Soul Brother
I grew up in Essex county New Jersey. This area included socioeconomic and race extremes. From filthy rich to stinking poor. Whitey white to all shades of brown and black. Essex county included primarily “black” towns such as Newark, and “white” towns, like Short Hills, an exclusive area of Milburn. In NJ there was always a racial mix where ever you went. School, the movies, sports, just out and about. We all kind of had an identity. Yeah, there was prejudice and disparity, but somehow we got along, sometimes we did not. When you’re young it takes a while to learn how to hate a people as a group.
I was young and at scout camp when the riots in Newark hit in the sixties. Not unlike the BLM movement of today, it was a hot, hot summer. And the white police gone and went a little too far on a black man in Newark. On this particular day I was at camp, where the agenda was swimming, canoeing, crafts, and singing, the Newark girls were crying. They were about to board a bus to take them home. They were not crying because they were leaving the fun times at camp, they were crying cause at home, people were dying. There were race riots, looting, destruction of buildings, and massive fires. Not unlike what we’re seeing around the country today.

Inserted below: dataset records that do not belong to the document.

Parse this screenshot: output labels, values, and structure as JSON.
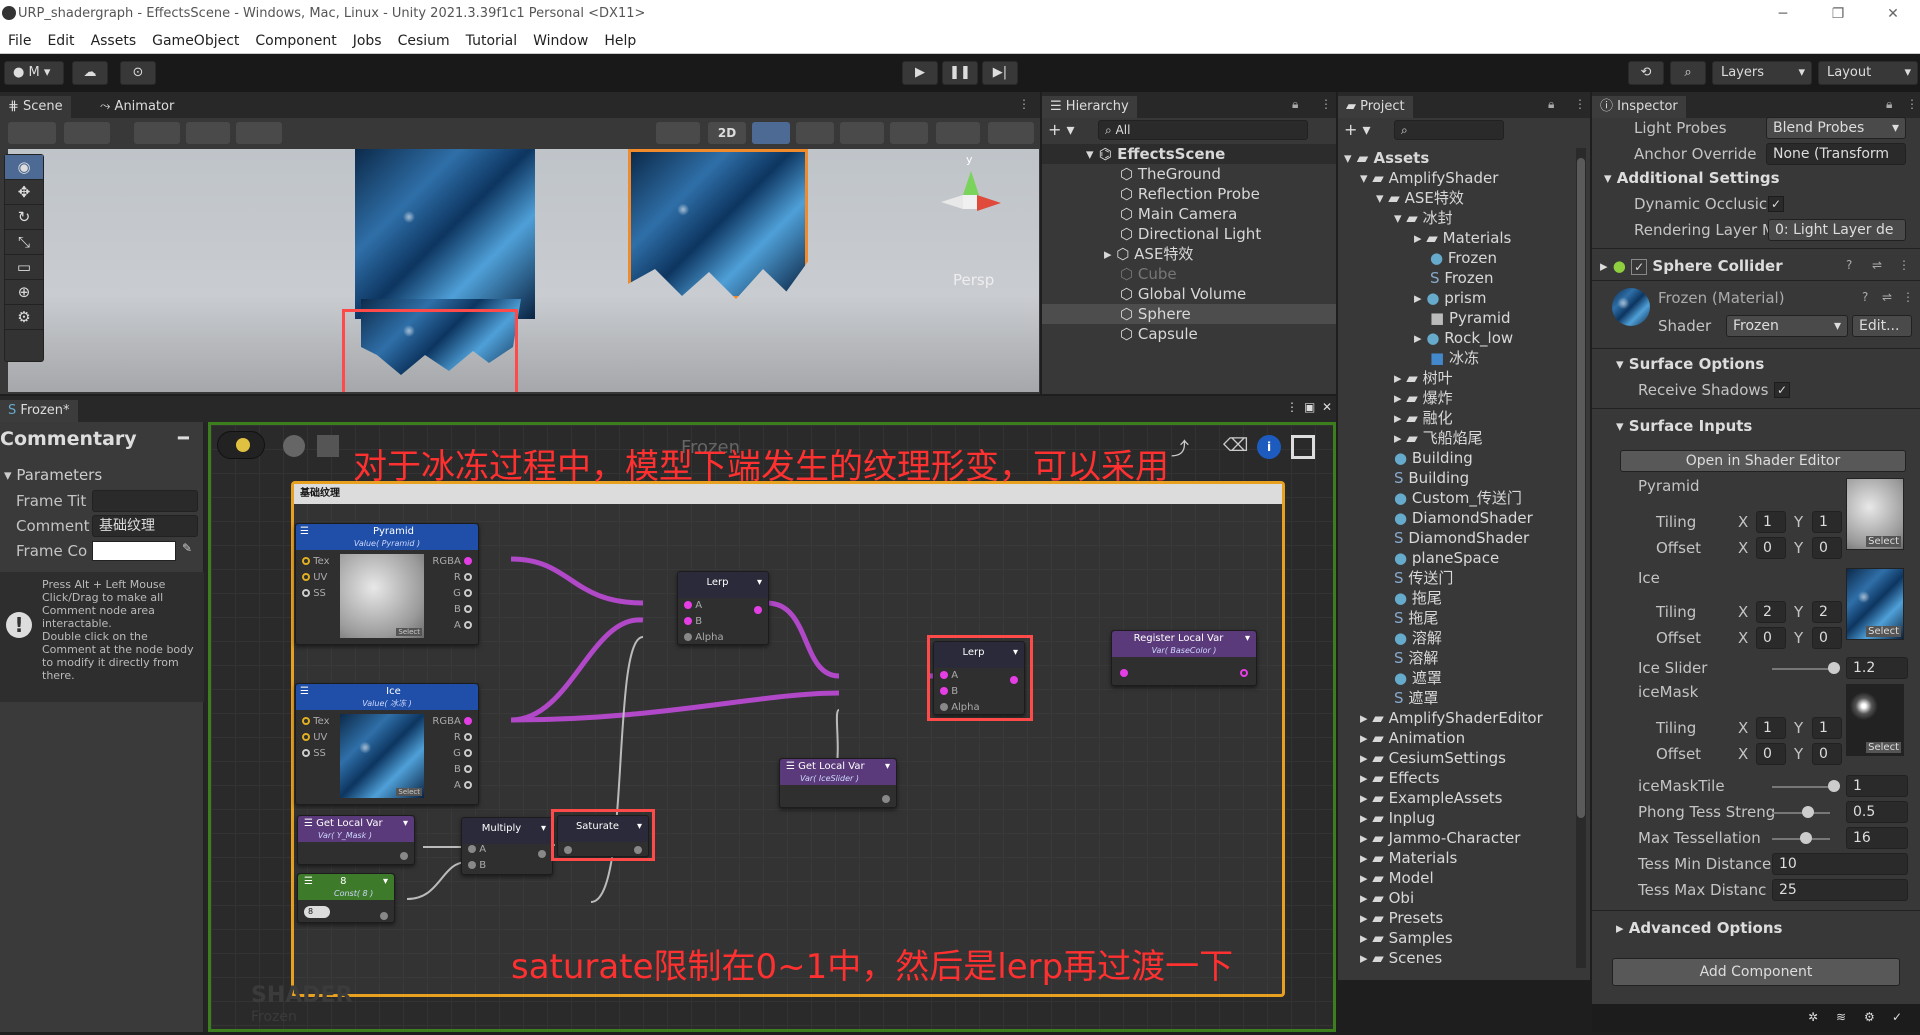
{
  "window": {
    "title": "URP_shadergraph - EffectsScene - Windows, Mac, Linux - Unity 2021.3.39f1c1 Personal <DX11>",
    "min": "─",
    "max": "❐",
    "close": "✕"
  },
  "menu": [
    "File",
    "Edit",
    "Assets",
    "GameObject",
    "Component",
    "Jobs",
    "Cesium",
    "Tutorial",
    "Window",
    "Help"
  ],
  "toolbar": {
    "account": "M",
    "layers": "Layers",
    "layout": "Layout"
  },
  "tabs": {
    "scene": "Scene",
    "animator": "Animator",
    "hierarchy": "Hierarchy",
    "project": "Project",
    "inspector": "Inspector",
    "shader": "Frozen*"
  },
  "scene": {
    "mode2d": "2D",
    "persp": "Persp",
    "gizmo_y": "y"
  },
  "hierarchy": {
    "search": "All",
    "root": "EffectsScene",
    "items": [
      "TheGround",
      "Reflection Probe",
      "Main Camera",
      "Directional Light",
      "ASE特效",
      "Cube",
      "Global Volume",
      "Sphere",
      "Capsule"
    ]
  },
  "project": {
    "assets": "Assets",
    "items": [
      "AmplifyShader",
      "ASE特效",
      "冰封",
      "Materials",
      "Frozen",
      "Frozen",
      "prism",
      "Pyramid",
      "Rock_low",
      "冰冻",
      "树叶",
      "爆炸",
      "融化",
      "飞船焰尾",
      "Building",
      "Building",
      "Custom_传送门",
      "DiamondShader",
      "DiamondShader",
      "planeSpace",
      "传送门",
      "拖尾",
      "拖尾",
      "溶解",
      "溶解",
      "遮罩",
      "遮罩",
      "AmplifyShaderEditor",
      "Animation",
      "CesiumSettings",
      "Effects",
      "ExampleAssets",
      "Inplug",
      "Jammo-Character",
      "Materials",
      "Model",
      "Obi",
      "Presets",
      "Samples",
      "Scenes"
    ]
  },
  "commentary": {
    "title": "Commentary",
    "parameters": "Parameters",
    "frame_title_label": "Frame Tit",
    "comment_label": "Comment",
    "comment_value": "基础纹理",
    "frame_color_label": "Frame Co",
    "help": "Press Alt + Left Mouse Click/Drag to make all Comment node area interactable.\nDouble click on the Comment at the node body to modify it directly from there."
  },
  "graph": {
    "frame_title": "基础纹理",
    "watermark": "SHADER",
    "watermark_sub": "Frozen",
    "bg_name": "Frozen",
    "annotation_top": "对于冰冻过程中，模型下端发生的纹理形变，可以采用",
    "annotation_bottom": "saturate限制在0~1中，然后是lerp再过渡一下",
    "nodes": {
      "pyramid": {
        "title": "Pyramid",
        "sub": "Value( Pyramid )",
        "ports_in": [
          "Tex",
          "UV",
          "SS"
        ],
        "ports_out": [
          "RGBA",
          "R",
          "G",
          "B",
          "A"
        ],
        "select": "Select"
      },
      "ice": {
        "title": "Ice",
        "sub": "Value( 冰冻 )",
        "ports_in": [
          "Tex",
          "UV",
          "SS"
        ],
        "ports_out": [
          "RGBA",
          "R",
          "G",
          "B",
          "A"
        ],
        "select": "Select"
      },
      "lerp1": {
        "title": "Lerp",
        "ports": [
          "A",
          "B",
          "Alpha"
        ]
      },
      "lerp2": {
        "title": "Lerp",
        "ports": [
          "A",
          "B",
          "Alpha"
        ]
      },
      "register": {
        "title": "Register Local Var",
        "sub": "Var( BaseColor )"
      },
      "getlocal1": {
        "title": "Get Local Var",
        "sub": "Var( IceSlider )"
      },
      "getlocal2": {
        "title": "Get Local Var",
        "sub": "Var( Y_Mask )"
      },
      "multiply": {
        "title": "Multiply",
        "ports": [
          "A",
          "B"
        ]
      },
      "saturate": {
        "title": "Saturate"
      },
      "const": {
        "title": "8",
        "sub": "Const( 8 )",
        "value": "8"
      }
    }
  },
  "inspector": {
    "light_probes": "Light Probes",
    "light_probes_val": "Blend Probes",
    "anchor": "Anchor Override",
    "anchor_val": "None (Transform",
    "additional": "Additional Settings",
    "dyn_occ": "Dynamic Occlusic",
    "render_layer": "Rendering Layer M",
    "render_layer_val": "0: Light Layer de",
    "sphere_collider": "Sphere Collider",
    "material": "Frozen (Material)",
    "shader_label": "Shader",
    "shader_val": "Frozen",
    "edit": "Edit...",
    "surface_options": "Surface Options",
    "receive_shadows": "Receive Shadows",
    "surface_inputs": "Surface Inputs",
    "open_editor": "Open in Shader Editor",
    "pyramid": "Pyramid",
    "ice": "Ice",
    "icemask": "iceMask",
    "tiling": "Tiling",
    "offset": "Offset",
    "x": "X",
    "y": "Y",
    "select": "Select",
    "pyr_tiling": [
      "1",
      "1"
    ],
    "pyr_offset": [
      "0",
      "0"
    ],
    "ice_tiling": [
      "2",
      "2"
    ],
    "ice_offset": [
      "0",
      "0"
    ],
    "mask_tiling": [
      "1",
      "1"
    ],
    "mask_offset": [
      "0",
      "0"
    ],
    "ice_slider": "Ice Slider",
    "ice_slider_val": "1.2",
    "icemask_tile": "iceMaskTile",
    "icemask_tile_val": "1",
    "phong": "Phong Tess Streng",
    "phong_val": "0.5",
    "max_tess": "Max Tessellation",
    "max_tess_val": "16",
    "tess_min": "Tess Min Distance",
    "tess_min_val": "10",
    "tess_max": "Tess Max Distanc",
    "tess_max_val": "25",
    "advanced": "Advanced Options",
    "add_component": "Add Component"
  }
}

My father grew up in Newark, but like many, fled to the suburbs. We still had connections to Newark, an occasional service at St Nicholas, and, my uncle still worked there at a printing shop. I visited the shop a few times, it was my initiation to the world of printing, typesetting and graphic design. Many years later I was to learn that my uncle’s printing house, did not get destroyed in the Newark race riots. They had locals working for them. They hired a black man to work in the shop. Sometime during the riots, someone had painted the words “SOUL BROTHER” across the store front window. It didn’t get burned, did not get broken into, no widows smashed. The business survived.